In its decision, the tribunal noted that the government and opposition received additional staff to do parliamentary work, but such arrangements for cross benchers were “ad hoc” and favoured periods where they held the balance of power.
A parliamentary committee found Premier Annastacia Palaszczuk guilty of contempt for threatening to take away KAP resources.
“Cross bench members need to review and scrutinise legislation from both the government and opposition, attend to committee business and work to keep the government accountable, while also undertaking their constituency and party-political functions,” the tribunal ruled.
“These roles are largely undertaken by the individual members with limited ability to distribute parliamentary and policy workload amongst other political party members.”
Greens MP Michael Berkman, who has been joined in parliament by new South Brisbane MP Amy MacMahon this term, said the major parties had been able to avoid scrutiny for a long time.
“As Queensland Greens MPs we represent both our electorates and the 271,000-plus people who voted Greens in the last State election but who have no other voice in Parliament,” Berkman said.
“The Greens are often the only party opposing the Government on issues like punitive youth justice reforms, new coal and gas support, or Labor’s anti-protest laws.
“The Tribunal’s decision to allocate only a shoestring budget to this work weakens our democracy. Half of one full time staff member per cross bench MP falls short of other States, and makes it harder to hold the government to account, especially in Queensland where we don’t get the scrutiny and proportional representation of an upper house.”
The decision came after Treasurer Cameron Dick declared he would spend more money on the parliament precinct before he gave more money to politicians.
The parliamentary annex has had issues with a crumbling concrete façade, malfunctioning air conditioning and unusable waterworks, made worse by a lightning strike.

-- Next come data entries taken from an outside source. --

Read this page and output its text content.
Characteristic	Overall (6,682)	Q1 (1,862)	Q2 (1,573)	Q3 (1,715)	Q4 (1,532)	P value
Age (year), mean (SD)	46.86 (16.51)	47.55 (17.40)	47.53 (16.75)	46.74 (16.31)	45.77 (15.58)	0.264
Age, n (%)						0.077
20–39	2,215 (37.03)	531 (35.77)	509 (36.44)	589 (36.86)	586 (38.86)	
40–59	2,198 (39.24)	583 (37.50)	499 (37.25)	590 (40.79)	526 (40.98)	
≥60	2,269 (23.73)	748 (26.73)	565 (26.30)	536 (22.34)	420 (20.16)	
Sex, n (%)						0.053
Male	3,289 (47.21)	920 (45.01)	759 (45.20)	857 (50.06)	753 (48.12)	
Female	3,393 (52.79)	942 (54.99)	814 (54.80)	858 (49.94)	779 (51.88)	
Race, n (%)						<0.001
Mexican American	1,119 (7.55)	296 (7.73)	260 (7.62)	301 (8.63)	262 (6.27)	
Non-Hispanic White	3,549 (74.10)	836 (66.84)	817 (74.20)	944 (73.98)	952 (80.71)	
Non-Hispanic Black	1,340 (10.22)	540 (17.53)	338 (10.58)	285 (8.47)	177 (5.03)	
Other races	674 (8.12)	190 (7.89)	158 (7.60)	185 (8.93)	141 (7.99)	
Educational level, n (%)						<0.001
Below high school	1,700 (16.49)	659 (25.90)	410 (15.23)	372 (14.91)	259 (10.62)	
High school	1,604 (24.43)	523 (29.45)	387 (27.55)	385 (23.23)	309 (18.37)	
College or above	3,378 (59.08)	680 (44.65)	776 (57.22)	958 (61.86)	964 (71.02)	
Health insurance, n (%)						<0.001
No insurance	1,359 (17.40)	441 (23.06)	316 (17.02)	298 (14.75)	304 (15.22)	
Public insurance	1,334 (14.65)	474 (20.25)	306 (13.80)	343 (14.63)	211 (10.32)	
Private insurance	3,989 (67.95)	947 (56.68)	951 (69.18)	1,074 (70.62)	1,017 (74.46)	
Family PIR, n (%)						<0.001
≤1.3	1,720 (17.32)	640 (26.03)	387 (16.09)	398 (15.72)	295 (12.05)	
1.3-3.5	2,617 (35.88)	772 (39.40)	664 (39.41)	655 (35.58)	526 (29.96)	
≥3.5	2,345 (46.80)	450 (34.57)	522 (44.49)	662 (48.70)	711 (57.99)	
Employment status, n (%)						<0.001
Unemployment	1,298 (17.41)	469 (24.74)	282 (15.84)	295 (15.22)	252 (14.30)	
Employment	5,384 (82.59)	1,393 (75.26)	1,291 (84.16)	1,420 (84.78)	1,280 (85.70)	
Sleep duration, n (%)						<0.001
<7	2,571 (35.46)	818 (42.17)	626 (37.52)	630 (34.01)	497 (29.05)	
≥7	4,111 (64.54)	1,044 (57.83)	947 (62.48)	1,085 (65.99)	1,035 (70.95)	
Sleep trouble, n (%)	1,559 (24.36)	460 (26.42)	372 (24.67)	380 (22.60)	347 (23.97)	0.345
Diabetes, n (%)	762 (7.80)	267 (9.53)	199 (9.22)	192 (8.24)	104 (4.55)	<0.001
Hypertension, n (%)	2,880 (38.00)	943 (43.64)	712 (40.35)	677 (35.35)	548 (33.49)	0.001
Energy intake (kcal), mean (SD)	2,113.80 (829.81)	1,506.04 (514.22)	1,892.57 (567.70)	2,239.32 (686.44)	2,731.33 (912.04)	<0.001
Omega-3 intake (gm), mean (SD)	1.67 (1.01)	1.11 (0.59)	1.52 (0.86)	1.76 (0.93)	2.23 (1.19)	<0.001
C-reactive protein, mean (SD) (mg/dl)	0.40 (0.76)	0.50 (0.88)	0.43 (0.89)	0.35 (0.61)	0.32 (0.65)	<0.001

“I make it very clear that the government will spend public money to ensure the building is safe and that people who live and work here are kept safe, but the priority of the government is the economic recovery of Queensland,” Dick told parliament.
“My comments are perfectly relevant because the priority of the government will not be spending money on politicians.”
The new staff for cross bench MPs, and flow-on expenses, will cost the government about half a million dollars each year.